Além da receita bruta gerada pelas bets, o Governo Federal arrecadou valores importantes com outorgas de autorização e taxas de fiscalização pagas pelas operadoras, ampliando o impacto fiscal positivo da atividade. Os dados reforçam a relevância econômica do setor regulado e o papel do Estado no combate à informalidade e na promoção de práticas responsáveis.

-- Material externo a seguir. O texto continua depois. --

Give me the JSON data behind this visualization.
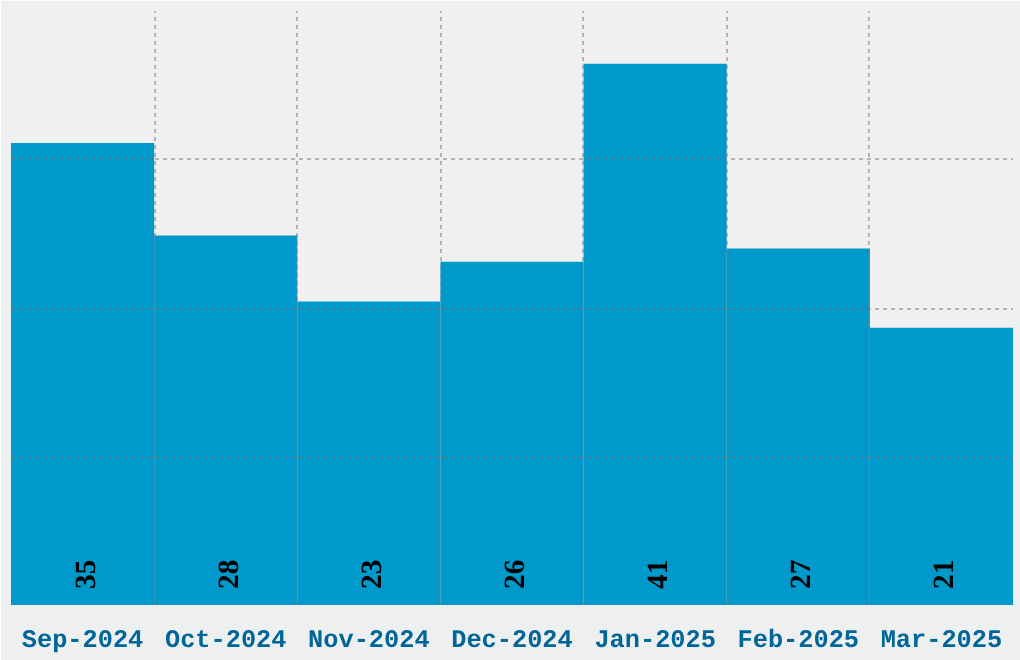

“O desempenho do setor em números ao longo do ano de 2025 demonstra que o mercado de apostas pode ser uma fonte significativa de receita. Mas a atuação da SPA, em si, vai além: ela evidencia que um ambiente regulado oferece transparência, eficácia na fiscalização e maior proteção ao consumidor, numa relação de ‘ganha-ganha’ a todos os envolvidos”, avalia Felipe Crisafulli. “A lei e as portarias estabelecem requisitos claros de compliance, inclusão de mecanismos robustos de prevenção à lavagem de dinheiro e à não proliferação de armas de destruição em massa, bem como regras rígidas de KYC, essenciais à segurança jurídica do setor”, completa.
Por outro lado, desafios permanecem no cenário regulatório. A necessidade de aperfeiçoar mecanismos de combate a operadores que atuam fora dos parâmetros legais (black market) e a intensificação de campanhas de conscientização sobre jogo responsável estão entre as prioridades identificadas por especialistas. “É fundamental que a regulamentação continue evoluindo para diminuir riscos sociais e econômicos, atuando não apenas para fiscalizar os operadores que atuam no mercado regulado, mas, também, extirpar as empresas que não passaram pelo mesmo escrutínio do governo, pois, dessa maneira, teremos um mercado com um ambiente competitivo e transparente”, destaca Gustavo Biglia, sócio do Ambiel Bonilha Advogados e especialista em Direito Regulatório na área de Jogos e Apostas. Sua análise aponta para o equilíbrio entre incentivos econômicos e mecanismos de proteção ao cidadão.
Para o início de 2026, o setor de bets consolida-se como um importante vetor de receita e inovação, ao mesmo tempo em que abre espaço para debates sobre futuras melhorias legais e operacionais. Com projeções de elevação da alíquota de tributação gradualmente até 2028 e contínuos esforços de fiscalização, o Governo e os agentes regulados esperam ampliar ainda mais a contribuição do mercado para a economia nacional nos próximos anos.
Mercado ilegal de bets
A regulamentação das apostas no Brasil surge como um divisor de águas ao permitir a clara distinção entre operadores comprometidos com o jogo responsável e plataformas que atuam à margem da lei.
Enquanto o mercado regulado passa a exigir mecanismos de proteção ao consumidor — como limites de apostas, políticas de prevenção ao vício e identificação do usuário — o universo ilegal segue explorando brechas, sem transparência, sem controle e sem qualquer compromisso com a integridade do apostador.
“Além do impacto direto ao consumidor final, a atuação de sites ilegais prejudica todo o ecossistema B2B do iGaming, afetando fornecedores de tecnologia, meios de pagamento, afiliados e parceiros comerciais que investem em compliance e boas práticas”, alerta Biglia.
Ao estabelecer regras claras, a regulamentação fortalece quem opera corretamente, cria um ambiente concorrencial mais justo e dá às autoridades instrumentos para combater a informalidade, protegendo tanto o mercado quanto a confiança do público no setor.